Emily Allen, a rising senior at Campo Verde High School, and Melanie Furman, a recent graduate of Corona del Sol High School in Tempe, have taken advantage of the program.
Through the initiative, the students have had the opportunity to work at local Boys & Girls Clubs. They also recently returned from a weeklong leadership summit in Washington, D.C., where they interacted with other student leaders from across the country, met with their elected officials and participated in a service project at the American Red Cross.
“We recognize that building workforce skills early can help prepare a young person for long-term success,” Bank of America Arizona President Benito Almanza said in a release. “Investing in youth and young adults is part of our broader commitment to connect people to the training and jobs needed for success, ultimately strengthening our community.”
Students' volunteer work
Although both Gilbert students have experience doing volunteer and community work, they said they are appreciative of the opportunity to work a paying job through the program.
Allen began an environmental club at Campo Verde, where she ran a drive to raise money for wildlife preservation.
“It’s been a challenge,” she said. “But it’s really interesting to lead.”
She has also been involved in student council since her sophomore year, most recently serving as marketing director.
Allen said she would like to go to a University of California school when she graduates, hopefully Berkeley or Los Angeles. She is interested in politics and marketing but said she is also passionate about education.
Furman started her own service project, Knot Just Blankets. She leads students in making blankets with positive notes to be delivered to intensive care patients at Phoenix Children’s Hospital. She said although the project was not her original idea, she has been attached to it for many years.
She also participated in the Arizona Governor’s Youth Commission, which brought together 50 high-achieving Arizona students and placed them in different committees to solve a problem. Furman worked on the distracted driving committee and helped create a digital toolbox for the issue during her senior year.
Furman will be attending the University of Arizona Honors College, majoring in public management and policy.

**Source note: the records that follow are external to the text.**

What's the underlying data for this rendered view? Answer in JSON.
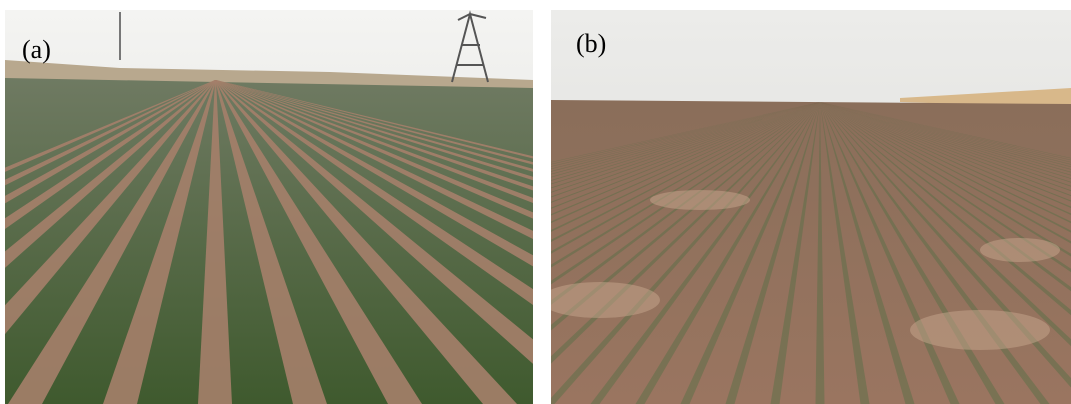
{
  "panels": [
    {
      "label": "(a)"
    },
    {
      "label": "(b)"
    }
  ]
}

Both students said they have learned a lot through their experiences with the program.
“It’s one of a kind,” Allen said.
At the Boys & Girls Club, she helps run programs and teach students many areas, such as coding, physical education, art and the environment. Allen said the kids have changed her life.
“I’ve learned so much patience,” she said. “It shows you how important communication is.”
Furman has worked in many different positions at the Boys & Girls Club, as well, helping at the front desk and with different groups of children. Although she has enjoyed her time there, she said the D.C. summit was a more valuable experience.
“What stood out to me was the passion in the room and the amount of change that everyone wanted to make,” Furman said.